Kieran stopped short when he saw Jessie, colour flooding his face.
‘Jess? What you doing here?’
‘Nice to see you too, mate,’ she said loudly. ‘Hi,’ she nodded to Polly. ‘It is a commune, this place, isn’t it?’
Chris placed the crate at the opposite end of the table, and
tucked the cover more closely over its contents.
‘Mr Knight?’ he said. ‘Maybe we could have a few moments in private?’
‘Certainly.’ Amos got to his feet.
‘This the big job your mum was telling me about, is it?’ Jessie asked Kieran.
‘Shut up, Jess, will you? I dunno what you’re doing here.’
‘Knocked off my bike, wasn’t I?’ She waved her grazed hand at him.
Amos interjected, ‘You were not. You fell off your bicycle when your dog almost caused a serious accident. Mrs Meadowe brought you back here to patch you up.’
Jessie nodded. ‘Yeah. She’s been really nice.’ She grinned at Amos as she spoke then darted a last look at the crate. ‘Anyway. Looks like I’d better make myself scarce, doesn’t it? Only I haven’t got my bike, that’s the problem.’
Kieran glanced at his boss, and stepped forward. ‘My van’s here. I can give you a ride.’
Jessie whistled and Rafferty lurched to his feet.

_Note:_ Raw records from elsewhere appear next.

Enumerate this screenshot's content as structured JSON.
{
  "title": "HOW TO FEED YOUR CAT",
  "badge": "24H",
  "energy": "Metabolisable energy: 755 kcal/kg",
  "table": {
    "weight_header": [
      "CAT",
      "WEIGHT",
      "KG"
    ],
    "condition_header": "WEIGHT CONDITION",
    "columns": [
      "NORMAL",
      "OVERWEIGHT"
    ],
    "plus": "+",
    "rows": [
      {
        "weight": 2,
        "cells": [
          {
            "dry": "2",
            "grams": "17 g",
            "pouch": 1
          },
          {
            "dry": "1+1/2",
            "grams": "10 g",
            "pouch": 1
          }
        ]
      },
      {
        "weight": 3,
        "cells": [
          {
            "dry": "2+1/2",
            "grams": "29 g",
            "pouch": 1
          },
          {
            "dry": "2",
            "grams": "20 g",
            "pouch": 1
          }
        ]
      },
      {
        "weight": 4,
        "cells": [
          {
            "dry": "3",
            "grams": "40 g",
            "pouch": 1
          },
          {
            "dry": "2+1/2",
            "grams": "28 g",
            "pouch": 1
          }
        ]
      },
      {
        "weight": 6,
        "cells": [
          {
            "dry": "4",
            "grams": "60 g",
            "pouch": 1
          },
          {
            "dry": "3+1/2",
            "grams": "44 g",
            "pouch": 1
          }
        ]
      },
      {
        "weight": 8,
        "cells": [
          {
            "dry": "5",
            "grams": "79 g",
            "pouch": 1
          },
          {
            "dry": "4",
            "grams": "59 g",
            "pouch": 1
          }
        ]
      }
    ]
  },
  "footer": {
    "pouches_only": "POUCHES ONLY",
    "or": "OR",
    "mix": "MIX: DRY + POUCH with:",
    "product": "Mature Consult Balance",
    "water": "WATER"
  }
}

‘Cheers. Bye then, everybody. Thanks for the tea and medical aid, Mrs Meadowe.’ She bestowed another of her smiles upon Colin as she passed by. ‘Be seeing you around again, no doubt.’
The rest of them waited until the back door was closed and Jessie and Kieran with the dog at their heels had passed out of the yard gate.
‘Quite a self-possessed young person,’ Amos said. He turned back to Chris. ‘So, what have you got there?’
‘Show them,’ Selwyn urged.
The archaeologist wouldn’t be hurried, Miranda noticed. If you were used to measuring time in thousands of years you were unlikely to be moved by the various urgencies specific to Amos or even Selwyn.
Chris explained, ‘We thought you might want to see what we have found, before the items go to our finds specialist for preliminary examination.’
‘Yes please,’ Amos prompted.
‘Isn’t Mrs Knight here?’
Amos stared at him. ‘No. She’s in London. Why?’
‘She would be interested to see our discovery too, I imagine.’
Amos had the grace to look slightly discomfited by this.
Chris finally lifted the folded cloth. He gave it a magician’s flourish. Miranda warmed to him. He probably did have a sense of humour, buried like his artefacts.